Your Letter by order of your Committee directed to Mr Cooper with the inclosed Resolves came to my hand this day. I shall as soon as possible call a Committee of the Town who are appointed to consider of Ways and Means for the Employment of the poor, and to appropriate and distribute such Donations as our generous friends shall make for the Reliefe of those Inhabitants who may be deprivd of the Means of Subsistence by the Operation of the Port Bill. This Committee consists of the standing Overseers of the poor who are to act in Concert with others who had been before appointed for the purposes above mentiond, as you will observe by the inclosed Votes of the Town.
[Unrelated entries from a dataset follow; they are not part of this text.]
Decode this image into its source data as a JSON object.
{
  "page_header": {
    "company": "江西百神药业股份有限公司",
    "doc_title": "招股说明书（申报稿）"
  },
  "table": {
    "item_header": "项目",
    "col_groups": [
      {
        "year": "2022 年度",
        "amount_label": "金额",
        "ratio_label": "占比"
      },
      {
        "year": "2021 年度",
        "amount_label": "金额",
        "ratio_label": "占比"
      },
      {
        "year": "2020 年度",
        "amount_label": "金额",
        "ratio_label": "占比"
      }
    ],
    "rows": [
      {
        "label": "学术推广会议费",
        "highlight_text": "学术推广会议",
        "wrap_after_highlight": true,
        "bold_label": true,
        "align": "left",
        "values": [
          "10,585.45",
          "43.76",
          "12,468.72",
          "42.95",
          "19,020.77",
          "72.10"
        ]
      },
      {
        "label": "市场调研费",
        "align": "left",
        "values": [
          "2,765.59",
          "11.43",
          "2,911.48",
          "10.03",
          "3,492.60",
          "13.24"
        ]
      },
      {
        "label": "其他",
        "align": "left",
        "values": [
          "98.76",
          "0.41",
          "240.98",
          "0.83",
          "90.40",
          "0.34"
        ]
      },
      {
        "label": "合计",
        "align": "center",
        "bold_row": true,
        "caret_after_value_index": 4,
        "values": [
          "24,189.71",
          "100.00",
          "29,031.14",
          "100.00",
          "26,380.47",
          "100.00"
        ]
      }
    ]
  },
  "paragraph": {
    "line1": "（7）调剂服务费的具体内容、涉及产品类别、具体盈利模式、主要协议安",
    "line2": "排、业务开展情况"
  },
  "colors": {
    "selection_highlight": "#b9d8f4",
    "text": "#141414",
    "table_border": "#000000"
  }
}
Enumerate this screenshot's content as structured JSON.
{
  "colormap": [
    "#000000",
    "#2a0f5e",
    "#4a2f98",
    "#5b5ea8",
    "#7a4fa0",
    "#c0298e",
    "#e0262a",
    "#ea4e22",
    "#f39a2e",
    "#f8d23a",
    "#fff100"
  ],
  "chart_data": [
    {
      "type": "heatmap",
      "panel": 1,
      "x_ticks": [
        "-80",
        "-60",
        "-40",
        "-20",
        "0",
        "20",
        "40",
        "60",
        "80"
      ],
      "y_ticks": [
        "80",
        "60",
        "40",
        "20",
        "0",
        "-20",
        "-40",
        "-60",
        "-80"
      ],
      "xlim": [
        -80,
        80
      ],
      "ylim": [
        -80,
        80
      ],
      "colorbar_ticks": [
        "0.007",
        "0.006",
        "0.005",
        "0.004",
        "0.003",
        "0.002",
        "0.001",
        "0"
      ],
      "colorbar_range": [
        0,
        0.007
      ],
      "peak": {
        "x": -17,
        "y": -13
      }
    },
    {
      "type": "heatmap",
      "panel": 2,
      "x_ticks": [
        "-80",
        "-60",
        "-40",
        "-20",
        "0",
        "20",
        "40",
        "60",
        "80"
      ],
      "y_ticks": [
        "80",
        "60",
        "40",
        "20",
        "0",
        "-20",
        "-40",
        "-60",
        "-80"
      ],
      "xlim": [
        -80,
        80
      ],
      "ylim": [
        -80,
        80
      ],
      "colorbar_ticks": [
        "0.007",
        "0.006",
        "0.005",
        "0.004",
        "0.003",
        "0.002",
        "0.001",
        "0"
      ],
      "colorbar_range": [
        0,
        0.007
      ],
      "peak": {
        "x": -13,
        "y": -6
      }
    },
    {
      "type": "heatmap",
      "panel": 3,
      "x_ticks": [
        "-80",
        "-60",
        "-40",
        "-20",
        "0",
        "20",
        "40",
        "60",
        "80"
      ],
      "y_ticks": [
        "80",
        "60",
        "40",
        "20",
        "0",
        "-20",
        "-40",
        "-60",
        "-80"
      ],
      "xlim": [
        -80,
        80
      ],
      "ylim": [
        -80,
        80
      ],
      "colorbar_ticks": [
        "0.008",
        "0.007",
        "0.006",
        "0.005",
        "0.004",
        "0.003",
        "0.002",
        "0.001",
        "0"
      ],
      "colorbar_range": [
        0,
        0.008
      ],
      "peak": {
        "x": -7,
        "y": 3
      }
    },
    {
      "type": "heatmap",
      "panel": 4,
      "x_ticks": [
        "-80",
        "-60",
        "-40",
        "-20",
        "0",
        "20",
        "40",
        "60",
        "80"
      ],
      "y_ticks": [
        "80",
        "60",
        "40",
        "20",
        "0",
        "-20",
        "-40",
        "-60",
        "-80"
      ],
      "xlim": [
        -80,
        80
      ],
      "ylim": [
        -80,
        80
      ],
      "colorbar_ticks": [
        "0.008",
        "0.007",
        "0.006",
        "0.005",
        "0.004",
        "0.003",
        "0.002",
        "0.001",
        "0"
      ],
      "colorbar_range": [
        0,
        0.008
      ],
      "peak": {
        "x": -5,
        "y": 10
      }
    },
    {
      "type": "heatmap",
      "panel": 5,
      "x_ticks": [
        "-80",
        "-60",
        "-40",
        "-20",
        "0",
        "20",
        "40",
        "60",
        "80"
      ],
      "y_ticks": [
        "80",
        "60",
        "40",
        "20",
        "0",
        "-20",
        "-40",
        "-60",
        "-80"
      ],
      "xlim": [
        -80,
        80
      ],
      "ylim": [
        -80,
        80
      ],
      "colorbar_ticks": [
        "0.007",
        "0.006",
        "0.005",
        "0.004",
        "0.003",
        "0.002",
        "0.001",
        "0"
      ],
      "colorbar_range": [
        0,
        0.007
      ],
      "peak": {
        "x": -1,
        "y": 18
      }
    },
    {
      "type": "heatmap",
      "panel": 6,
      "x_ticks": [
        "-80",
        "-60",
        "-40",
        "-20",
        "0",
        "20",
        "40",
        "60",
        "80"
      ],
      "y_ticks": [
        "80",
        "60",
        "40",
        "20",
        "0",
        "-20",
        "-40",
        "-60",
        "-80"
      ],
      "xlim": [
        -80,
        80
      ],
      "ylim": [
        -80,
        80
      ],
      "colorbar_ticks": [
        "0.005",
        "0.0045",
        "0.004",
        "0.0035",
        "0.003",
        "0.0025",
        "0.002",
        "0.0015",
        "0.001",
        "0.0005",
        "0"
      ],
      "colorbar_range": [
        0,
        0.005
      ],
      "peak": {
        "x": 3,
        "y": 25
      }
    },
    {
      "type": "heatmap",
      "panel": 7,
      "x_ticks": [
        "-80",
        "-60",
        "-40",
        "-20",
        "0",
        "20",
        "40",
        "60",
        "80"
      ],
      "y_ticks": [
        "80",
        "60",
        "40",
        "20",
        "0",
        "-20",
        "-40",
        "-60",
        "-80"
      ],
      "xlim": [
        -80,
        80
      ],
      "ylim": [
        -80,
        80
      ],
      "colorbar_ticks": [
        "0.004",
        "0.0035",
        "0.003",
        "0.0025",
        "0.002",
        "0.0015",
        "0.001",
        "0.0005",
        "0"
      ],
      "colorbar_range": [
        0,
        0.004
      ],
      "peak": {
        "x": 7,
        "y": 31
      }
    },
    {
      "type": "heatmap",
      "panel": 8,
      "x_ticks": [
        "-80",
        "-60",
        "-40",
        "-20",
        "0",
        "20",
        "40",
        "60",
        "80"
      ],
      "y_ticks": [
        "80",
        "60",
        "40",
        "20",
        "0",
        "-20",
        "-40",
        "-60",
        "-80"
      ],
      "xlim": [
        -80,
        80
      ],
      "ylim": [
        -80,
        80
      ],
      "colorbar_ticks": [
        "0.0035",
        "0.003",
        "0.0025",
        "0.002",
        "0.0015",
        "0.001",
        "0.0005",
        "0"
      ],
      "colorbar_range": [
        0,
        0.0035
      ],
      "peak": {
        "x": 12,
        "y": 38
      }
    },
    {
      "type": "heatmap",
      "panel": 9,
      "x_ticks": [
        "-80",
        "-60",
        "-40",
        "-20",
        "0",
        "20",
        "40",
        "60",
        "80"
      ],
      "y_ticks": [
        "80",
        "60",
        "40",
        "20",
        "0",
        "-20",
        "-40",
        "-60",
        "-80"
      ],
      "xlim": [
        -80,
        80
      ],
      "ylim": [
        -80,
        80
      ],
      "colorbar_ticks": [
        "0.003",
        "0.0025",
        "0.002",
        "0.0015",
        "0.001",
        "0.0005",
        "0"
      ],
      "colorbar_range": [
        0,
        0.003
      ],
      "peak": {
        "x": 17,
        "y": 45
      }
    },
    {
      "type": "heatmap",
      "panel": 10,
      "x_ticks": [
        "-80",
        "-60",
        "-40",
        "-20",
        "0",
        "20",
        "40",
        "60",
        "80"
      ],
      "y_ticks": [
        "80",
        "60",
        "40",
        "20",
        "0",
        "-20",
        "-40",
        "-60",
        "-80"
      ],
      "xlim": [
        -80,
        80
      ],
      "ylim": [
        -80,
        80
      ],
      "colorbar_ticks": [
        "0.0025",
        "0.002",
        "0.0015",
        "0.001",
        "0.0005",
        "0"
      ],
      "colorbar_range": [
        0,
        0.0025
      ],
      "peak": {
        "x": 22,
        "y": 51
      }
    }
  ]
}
The principal Reason assignd in the Vote for joyning the Overseers is because by an Act of this province they are a corporate body empowerd to receive Monies &c for the Use of the poor, but those Gentlemen have since informd the others of the joynt Committee that they cannot consistently with the Act of their Incoporation admit of any but their own Body in the Distribution of the Monies that may at any time come into their hands for the Use of the poor. They are heartily desirous of acting in Concert agreable to the Vote of the Town but consider themselves as under Restraint by the Law. The Donors may if they please consign their Donations to any one Gentleman (William Phillips Esqr) to be appropriated for the EMPLOYMENT or RELIEFE of such Inhabitants of the Town of Boston as may be deprived of the Means of Subsistence by the Operation of the Act of Parliament commonly stiled the Boston Port Bill, at the best Discretion of the Overseers of the poor of Boston joynd by a Committee appointed by said Town to consider of Ways and Means for the Employment of the poor.

I have given my private Sentiment, and am with great Respect &
Gratitude to the Gentl of the City & County of Philadelphia,

Your friend & fellow Countryman,1

________________________________________________________________ 1In the interval before the date of the next letter an article signed "Candidus" was published in the Massachusetts Spy, July 7, 1774. This is attributed to Adams by W. V. Wells, and portions are printed in his Life of Samuel Adams, vol. ii., pp. 187,197.